The Robert Blake context matters. This was a case soaked in tabloid glare and “true crime” appetite, where audience certainty routinely outran the state’s burden. Crier threads that needle by sounding like she’s thinking aloud while actually steering the viewer toward the only suspense that reliably pays off on camera: will the accused testify? “That’s what I’m waiting for” gives away the media logic. The stand isn’t framed as a civic duty or a risky legal move; it’s the climactic scene that could collapse Blake’s story under cross-examination or, just as plausibly, let him charm his way into ambiguity.
It works because it exposes the double bind of televised justice: pundits can imply guilt with rhetorical caution, then launder the whole thing through the purity of procedure.

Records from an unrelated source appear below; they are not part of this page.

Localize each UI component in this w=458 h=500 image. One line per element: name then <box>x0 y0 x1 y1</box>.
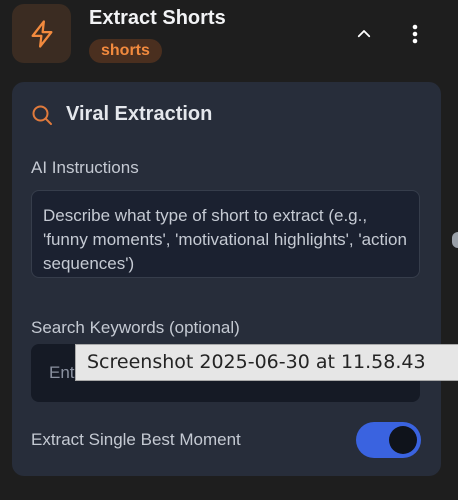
viral-extraction-panel <box>12 82 441 476</box>
search-keywords-label: Search Keywords (optional) <box>31 318 240 337</box>
single-best-moment-label: Extract Single Best Moment <box>31 430 241 449</box>
filename-tooltip: Screenshot 2025-06-30 at 11.58.43 <box>75 344 458 381</box>
node-header: Extract Shorts shorts <box>0 0 458 74</box>
more-vertical-icon <box>412 24 418 44</box>
search-icon <box>32 105 52 125</box>
node-type-badge: shorts <box>89 39 162 63</box>
node-title: Extract Shorts <box>89 7 226 29</box>
ai-instructions-label: AI Instructions <box>31 158 139 177</box>
more-options-button[interactable] <box>405 20 425 48</box>
chevron-up-icon <box>357 30 371 38</box>
node-icon-tile <box>12 4 71 63</box>
section-title: Viral Extraction <box>66 103 213 125</box>
single-best-moment-toggle[interactable] <box>356 422 421 458</box>
collapse-button[interactable] <box>350 20 378 48</box>
ai-instructions-textarea[interactable]: Describe what type of short to extract (… <box>31 190 420 278</box>
toggle-knob <box>389 426 417 454</box>
scroll-handle[interactable] <box>452 232 458 248</box>
lightning-bolt-icon <box>31 19 52 48</box>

The audience gets both indignation and plausible deniability, packaged as analysis.
The Robert Blake context matters. This was a case soaked in tabloid glare and “true crime” appetite, where audience certainty routinely outran the state’s burden. Crier threads that needle by sounding like she’s thinking aloud while actually steering the viewer toward the only suspense that reliably pays off on camera: will the accused testify? “That’s what I’m waiting for” gives away the media logic. The stand isn’t framed as a civic duty or a risky legal move; it’s the climactic scene that could collapse Blake’s story under cross-examination or, just as plausibly, let him charm his way into ambiguity.
It works because it exposes the double bind of televised justice: pundits can imply guilt with rhetorical caution, then launder the whole thing through the purity of procedure. The audience gets both indignation and plausible deniability, packaged as analysis.